Small Modular Reactors (SMRs) are part of a new generation of nuclear power plant design being developed in several countries to supply small communities.

Other than residential electricity capacity – which could theoretically support a small city in the UK residential capacity and not much else, their design is also suggested for use in high-power industrial units.

The idea behind SMRs is that they will be pre-manufactured at a plant and brought to site fully constructed, which is optimal in remote areas. While the smaller power output of an SMR means that electricity will cost more per MW than it would from a larger reactor, the initial cost of building the plant is much less than that of constructing a more complex, large nuclear plant, making the SMR a smaller-risk venture for power companies than other nuclear power plants.

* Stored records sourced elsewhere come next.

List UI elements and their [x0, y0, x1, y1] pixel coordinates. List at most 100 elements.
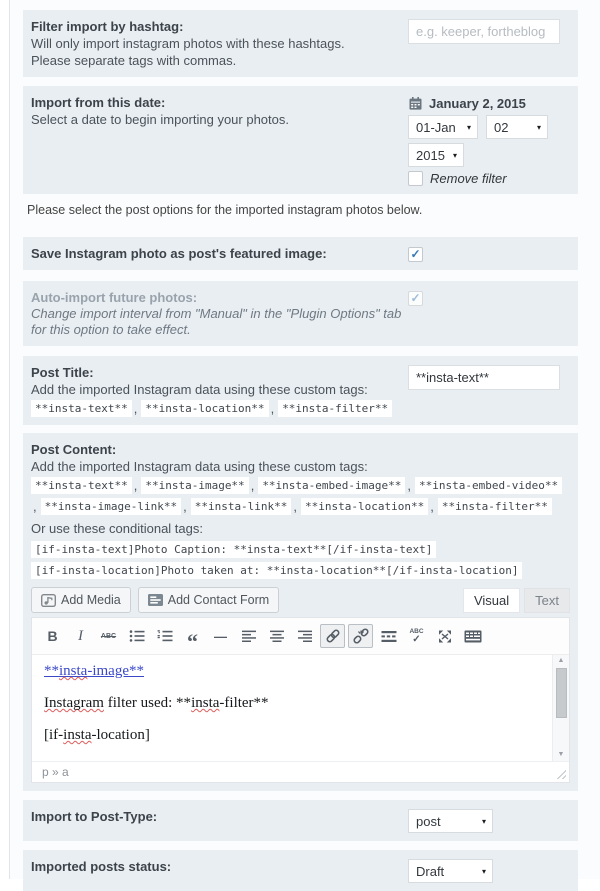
- custom-tag: **insta-image**: [141, 477, 249, 494]
- add-contact-form-button[interactable]: Add Contact Form: [137, 587, 280, 613]
- chevron-down-icon: ▾: [481, 866, 486, 876]
- custom-tag: **insta-link**: [190, 498, 292, 515]
- spellcheck-icon[interactable]: ABC ✓: [404, 624, 429, 648]
- day-select[interactable]: 02 ▾: [486, 115, 548, 139]
- section-auto-import: Auto-import future photos: Change import…: [23, 281, 578, 346]
- tab-visual[interactable]: Visual: [462, 588, 521, 613]
- post-type-label: Import to Post-Type:: [31, 809, 158, 824]
- align-left-icon[interactable]: [236, 624, 261, 648]
- section-post-title: Post Title: Add the imported Instagram d…: [23, 356, 578, 425]
- section-featured-image: Save Instagram photo as post's featured …: [23, 237, 578, 270]
- more-tag-icon[interactable]: [376, 624, 401, 648]
- post-type-value: post: [416, 813, 441, 829]
- bullet-list-icon[interactable]: [124, 624, 149, 648]
- auto-import-note-line1: Change import interval from "Manual" in …: [31, 306, 402, 321]
- custom-tag: **insta-text**: [31, 400, 132, 417]
- fullscreen-icon[interactable]: [432, 624, 457, 648]
- contact-form-icon: [147, 594, 163, 606]
- calendar-icon: [408, 96, 423, 111]
- section-post-content: Post Content: Add the imported Instagram…: [23, 433, 578, 791]
- custom-tag: **insta-location**: [301, 498, 429, 515]
- link-icon[interactable]: [320, 624, 345, 648]
- scroll-up-icon[interactable]: ▲: [558, 655, 565, 667]
- section-hashtag-filter: Filter import by hashtag: Will only impo…: [23, 10, 578, 77]
- section-post-status: Imported posts status: Draft ▾: [23, 850, 578, 891]
- hashtag-desc-line1: Will only import instagram photos with t…: [31, 36, 345, 51]
- remove-filter-checkbox[interactable]: [408, 171, 423, 186]
- numbered-list-icon[interactable]: [152, 624, 177, 648]
- conditional-tag: [if-insta-text]Photo Caption: **insta-te…: [31, 541, 437, 558]
- editor-document[interactable]: **insta-image** Instagram filter used: *…: [32, 655, 552, 761]
- section-post-type: Import to Post-Type: post ▾: [23, 800, 578, 841]
- italic-icon[interactable]: I: [68, 624, 93, 648]
- scrollbar-thumb[interactable]: [555, 668, 567, 718]
- post-content-label: Post Content:: [31, 442, 117, 457]
- custom-tag: **insta-filter**: [437, 498, 552, 515]
- editor-resize-handle[interactable]: [554, 767, 566, 779]
- post-title-desc: Add the imported Instagram data using th…: [31, 382, 368, 397]
- month-select-value: 01-Jan: [416, 119, 456, 135]
- editor-content-area[interactable]: **insta-image** Instagram filter used: *…: [32, 655, 569, 761]
- day-select-value: 02: [494, 119, 509, 135]
- kitchen-sink-icon[interactable]: [460, 624, 485, 648]
- date-desc: Select a date to begin importing your ph…: [31, 112, 289, 127]
- post-title-label: Post Title:: [31, 365, 94, 380]
- insta-image-link[interactable]: **insta-image**: [44, 663, 144, 679]
- tab-text[interactable]: Text: [524, 588, 570, 613]
- editor-scrollbar[interactable]: ▲ ▼: [552, 655, 569, 761]
- post-type-select[interactable]: post ▾: [408, 809, 493, 833]
- chevron-down-icon: ▾: [536, 122, 541, 132]
- year-select[interactable]: 2015 ▾: [408, 143, 464, 167]
- custom-tag: **insta-filter**: [278, 400, 393, 417]
- hashtag-title: Filter import by hashtag:: [31, 19, 184, 34]
- auto-import-title: Auto-import future photos:: [31, 290, 198, 305]
- scroll-down-icon[interactable]: ▼: [558, 749, 565, 761]
- unlink-icon[interactable]: [348, 624, 373, 648]
- auto-import-note-line2: for this option to take effect.: [31, 322, 191, 337]
- featured-image-title: Save Instagram photo as post's featured …: [31, 246, 327, 261]
- align-center-icon[interactable]: [264, 624, 289, 648]
- element-path: p » a: [42, 765, 69, 779]
- auto-import-checkbox: ✓: [408, 290, 423, 306]
- conditional-tag: [if-insta-location]Photo taken at: **ins…: [31, 562, 523, 579]
- post-content-custom-tags: **insta-text**, **insta-image**, **insta…: [31, 477, 570, 515]
- custom-tag: **insta-embed-video**: [415, 477, 563, 494]
- conditional-tags-label: Or use these conditional tags:: [31, 521, 203, 536]
- custom-tag: **insta-embed-image**: [258, 477, 406, 494]
- chevron-down-icon: ▾: [452, 150, 457, 160]
- custom-tag: **insta-image-link**: [40, 498, 182, 515]
- selected-date-display: January 2, 2015: [429, 95, 526, 111]
- visual-editor: B I ABC “ — ABC ✓ **insta-image** Instag…: [31, 617, 570, 783]
- chevron-down-icon: ▾: [481, 816, 486, 826]
- chevron-down-icon: ▾: [466, 122, 471, 132]
- media-icon: [41, 593, 56, 607]
- bold-icon[interactable]: B: [40, 624, 65, 648]
- plugin-settings-form: Filter import by hashtag: Will only impo…: [23, 0, 578, 891]
- strikethrough-icon[interactable]: ABC: [96, 624, 121, 648]
- editor-toolbar: B I ABC “ — ABC ✓: [32, 618, 569, 655]
- horizontal-rule-icon[interactable]: —: [208, 624, 233, 648]
- editor-paragraph: **insta-image**: [44, 662, 540, 681]
- blockquote-icon[interactable]: “: [180, 624, 205, 653]
- custom-tag: **insta-location**: [141, 400, 269, 417]
- post-status-label: Imported posts status:: [31, 859, 172, 874]
- hashtag-desc-line2: Please separate tags with commas.: [31, 53, 237, 68]
- add-media-button[interactable]: Add Media: [31, 587, 131, 613]
- featured-image-checkbox[interactable]: ✓: [408, 246, 423, 262]
- month-select[interactable]: 01-Jan ▾: [408, 115, 478, 139]
- year-select-value: 2015: [416, 147, 445, 163]
- section-import-date: Import from this date: Select a date to …: [23, 86, 578, 194]
- add-contact-form-label: Add Contact Form: [167, 593, 270, 607]
- custom-tag: **insta-text**: [31, 477, 132, 494]
- editor-statusbar: p » a: [32, 761, 569, 782]
- align-right-icon[interactable]: [292, 624, 317, 648]
- date-title: Import from this date:: [31, 95, 166, 110]
- hashtag-input[interactable]: [408, 19, 560, 44]
- post-content-desc: Add the imported Instagram data using th…: [31, 459, 368, 474]
- post-options-intro: Please select the post options for the i…: [27, 203, 423, 217]
- post-title-input[interactable]: [408, 365, 560, 390]
- editor-paragraph: Instagram filter used: **insta-filter**: [44, 695, 269, 711]
- add-media-label: Add Media: [61, 593, 121, 607]
- post-status-value: Draft: [416, 863, 445, 879]
- post-status-select[interactable]: Draft ▾: [408, 859, 493, 883]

Small Modular Reactors (SMRs) have been a catalyst for renewed interest in the possibility of using smaller, simpler units for generating electricity from nuclear power. This interest is also driven both by a desire to reduce overall cost and to provide an alternative source of power to large grid systems.

Of the designs available to us here in the UK, the integrated pressurised water reactors are most technologically ready, such as those already used in submarines. There are estimated to be in the region of over 45 SMR designs under development in the US, Europe, China and elsewhere for various purposes [SOURCE: IAEA Advances in Small Modular Reactor Technology Developments].

The UK’s Penultimate Power and the Japanese Atomic Energy Agency  are working on a High Temperature Gas-cooled Reactor (HTGR),a nuclear reactor that uses graphite with a once-through uranium fuel cycle.  It is a design already operating in Japan, and is to be ‘walk away safe’.  It uniquely provides carbon-free heat up to 950oC for industrial processes, including green hydrogen at point of use via the sulphur-iodine process [2].

Moltex are an UK-Canadian venture who have developed a stable salt modular reactor ready for implementation. The liquid salt fuel mixture is contained within solid fuel assemblies. The fuel assemblies are then submerged in a pool of pure liquid salt coolant.

Others include the simple boiling water reactor design: BWRX-300, by Hitachi, the high temperature reactor design by Cavendish Nuclear or the larger units proposed by Rolls-Royce.